NNP	LABEL	W0_Pierre	W-1_	W+1_Vinken	W-10__Pierre	W0+1_Pierre_Vinken	W-2-1__	W-2-10___Pierre	W-3-2-1___	suf1_e	pre1_P	suf2_re	pre2_Pi	suf3_rre	pre3_Pie	suf4_erre	pre4_Pier	suf5_ierre	pre5_Pierr	suf6_Pierre	pre6_Pierre	CONTAIN_UPPER
NNP	LABEL	W0_Vinken	W-1_Pierre	W+1_,	W-10_Pierre_Vinken	W0+1_Vinken_,	W-2-1__Pierre	W-2-10__Pierre_Vinken	W-3-2-1___Pierre	suf1_n	pre1_V	suf2_en	pre2_Vi	suf3_ken	pre3_Vin	suf4_nken	pre4_Vink	suf5_inken	pre5_Vinke	suf6_Vinken	pre6_Vinken	CONTAIN_UPPER
,	LABEL	W0_,	W-1_Vinken	W+1_61	W-10_Vinken_,	W0+1_,_61	W-2-1_Pierre_Vinken	W-2-10_Pierre_Vinken_,	W-3-2-1__Pierre_Vinken	suf1_,	pre1_,

To train the model, input the following line:


$ crfsuite learn -m wsj.model -t test_data.txt -f features.txt train_data.txt

The program consumes 20 to 30 gigabytes (it could have been programmed to swap out the data as it is accessed only sequentially, but I chose not to, because of the lack of time). The model will be output as wsj.model.

To tag sentences using the model, input the following line:


$ crfsuite tag -m wsj.model test.txt

To evaluate the tagging performance, input to


$ crfsuite tag -m wsj.model -qt test.txt

Detailed usage

CRFSuite for variable-order Markov model shares most of the options with the original CRFSuite. Please refer to the CRFSuite manual.
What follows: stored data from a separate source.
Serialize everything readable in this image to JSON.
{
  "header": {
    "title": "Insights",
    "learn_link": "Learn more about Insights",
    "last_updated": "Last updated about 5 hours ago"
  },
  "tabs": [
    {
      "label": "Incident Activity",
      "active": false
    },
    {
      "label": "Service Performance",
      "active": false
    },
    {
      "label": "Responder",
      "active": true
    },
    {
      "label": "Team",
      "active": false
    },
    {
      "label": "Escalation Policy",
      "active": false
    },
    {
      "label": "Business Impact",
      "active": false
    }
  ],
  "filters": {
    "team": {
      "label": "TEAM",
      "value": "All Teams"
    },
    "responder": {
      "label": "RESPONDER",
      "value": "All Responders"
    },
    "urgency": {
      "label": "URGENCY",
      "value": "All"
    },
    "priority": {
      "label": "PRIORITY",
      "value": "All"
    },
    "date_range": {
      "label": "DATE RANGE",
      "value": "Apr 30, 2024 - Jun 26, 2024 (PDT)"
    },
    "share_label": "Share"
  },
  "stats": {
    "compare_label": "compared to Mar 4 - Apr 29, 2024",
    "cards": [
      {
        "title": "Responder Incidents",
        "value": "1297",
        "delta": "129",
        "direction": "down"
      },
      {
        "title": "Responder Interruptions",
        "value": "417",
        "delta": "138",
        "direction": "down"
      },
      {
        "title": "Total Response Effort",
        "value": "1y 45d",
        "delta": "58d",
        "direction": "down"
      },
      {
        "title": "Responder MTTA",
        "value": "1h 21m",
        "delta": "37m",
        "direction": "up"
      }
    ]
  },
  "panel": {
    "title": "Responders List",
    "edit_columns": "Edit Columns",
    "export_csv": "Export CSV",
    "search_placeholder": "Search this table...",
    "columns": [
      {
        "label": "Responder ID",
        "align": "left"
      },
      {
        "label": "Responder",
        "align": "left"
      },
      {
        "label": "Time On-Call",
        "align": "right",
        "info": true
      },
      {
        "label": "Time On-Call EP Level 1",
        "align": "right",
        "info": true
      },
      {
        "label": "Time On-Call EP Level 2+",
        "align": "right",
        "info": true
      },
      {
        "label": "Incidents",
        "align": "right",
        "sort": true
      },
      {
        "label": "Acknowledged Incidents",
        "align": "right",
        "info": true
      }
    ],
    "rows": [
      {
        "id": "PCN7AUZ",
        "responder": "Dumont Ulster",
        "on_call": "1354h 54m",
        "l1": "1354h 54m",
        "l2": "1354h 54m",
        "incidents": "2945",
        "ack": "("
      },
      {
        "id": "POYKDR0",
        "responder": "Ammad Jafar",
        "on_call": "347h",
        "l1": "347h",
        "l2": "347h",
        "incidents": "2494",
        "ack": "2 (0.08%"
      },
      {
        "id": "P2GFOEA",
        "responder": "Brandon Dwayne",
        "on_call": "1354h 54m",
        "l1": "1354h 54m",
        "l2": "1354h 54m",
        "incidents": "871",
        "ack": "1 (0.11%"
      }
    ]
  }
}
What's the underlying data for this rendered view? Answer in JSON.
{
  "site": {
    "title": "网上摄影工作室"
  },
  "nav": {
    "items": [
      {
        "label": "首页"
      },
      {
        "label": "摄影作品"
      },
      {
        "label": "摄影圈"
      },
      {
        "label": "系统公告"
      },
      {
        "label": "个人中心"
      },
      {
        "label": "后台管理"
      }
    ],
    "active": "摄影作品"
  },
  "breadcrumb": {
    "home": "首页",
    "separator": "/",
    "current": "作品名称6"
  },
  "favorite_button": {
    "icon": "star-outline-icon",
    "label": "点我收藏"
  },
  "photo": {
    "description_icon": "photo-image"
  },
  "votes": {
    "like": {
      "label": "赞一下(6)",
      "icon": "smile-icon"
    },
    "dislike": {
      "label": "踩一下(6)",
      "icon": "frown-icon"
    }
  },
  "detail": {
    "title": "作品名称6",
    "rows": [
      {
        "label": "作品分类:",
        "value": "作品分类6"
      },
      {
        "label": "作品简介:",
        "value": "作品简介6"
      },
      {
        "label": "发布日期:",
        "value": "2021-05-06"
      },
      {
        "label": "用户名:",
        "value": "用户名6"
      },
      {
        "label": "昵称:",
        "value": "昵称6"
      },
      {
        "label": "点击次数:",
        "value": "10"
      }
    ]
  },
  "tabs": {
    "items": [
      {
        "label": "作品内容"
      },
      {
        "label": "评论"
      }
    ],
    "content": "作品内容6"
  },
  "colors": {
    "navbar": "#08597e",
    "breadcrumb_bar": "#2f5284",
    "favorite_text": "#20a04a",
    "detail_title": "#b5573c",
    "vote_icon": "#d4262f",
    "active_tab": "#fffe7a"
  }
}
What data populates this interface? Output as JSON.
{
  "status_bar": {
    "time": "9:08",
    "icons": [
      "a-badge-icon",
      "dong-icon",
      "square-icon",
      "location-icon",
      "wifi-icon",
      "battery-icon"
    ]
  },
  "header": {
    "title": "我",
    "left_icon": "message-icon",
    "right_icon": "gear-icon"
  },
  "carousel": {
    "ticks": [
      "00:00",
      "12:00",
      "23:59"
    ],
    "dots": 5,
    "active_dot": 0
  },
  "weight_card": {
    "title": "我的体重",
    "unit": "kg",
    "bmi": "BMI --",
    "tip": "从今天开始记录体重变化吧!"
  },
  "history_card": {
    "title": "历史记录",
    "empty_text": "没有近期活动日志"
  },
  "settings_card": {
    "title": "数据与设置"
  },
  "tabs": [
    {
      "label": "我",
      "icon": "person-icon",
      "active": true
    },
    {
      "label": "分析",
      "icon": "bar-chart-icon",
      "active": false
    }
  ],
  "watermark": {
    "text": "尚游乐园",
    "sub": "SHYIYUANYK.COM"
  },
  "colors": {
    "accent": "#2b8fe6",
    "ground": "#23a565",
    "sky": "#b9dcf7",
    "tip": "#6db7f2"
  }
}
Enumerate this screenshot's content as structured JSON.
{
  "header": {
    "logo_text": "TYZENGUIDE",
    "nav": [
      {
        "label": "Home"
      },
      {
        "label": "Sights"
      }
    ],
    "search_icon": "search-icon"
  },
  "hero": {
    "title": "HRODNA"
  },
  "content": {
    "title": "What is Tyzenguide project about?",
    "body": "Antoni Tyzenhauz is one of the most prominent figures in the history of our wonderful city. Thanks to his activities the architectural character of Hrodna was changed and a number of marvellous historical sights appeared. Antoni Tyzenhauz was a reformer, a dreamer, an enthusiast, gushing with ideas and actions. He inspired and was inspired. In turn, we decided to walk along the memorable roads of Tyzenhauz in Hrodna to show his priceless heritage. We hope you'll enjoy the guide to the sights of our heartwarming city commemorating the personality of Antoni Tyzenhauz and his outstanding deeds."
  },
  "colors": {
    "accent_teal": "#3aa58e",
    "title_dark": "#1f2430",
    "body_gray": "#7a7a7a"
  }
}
Here is the list of the differences.

As stated above, you must provide a "-f" or "--features" option to specify the file to read features from when the "learn" option is selected.
All parameters of the original CRFSuite that have to do with the features are disabled, including "feature.minfreq". To achieve the same goal, you have to count the appearances of each feature in your conversion script and exclude the ones that don't match the criteria. The appearances of features listed in the features file will be computed automatically and used for learning.
Training by SGD is not supported. Consequently, the only option that can be specified by "algorithm" option is "lbfgs".
The "dump" option is not implemented yet.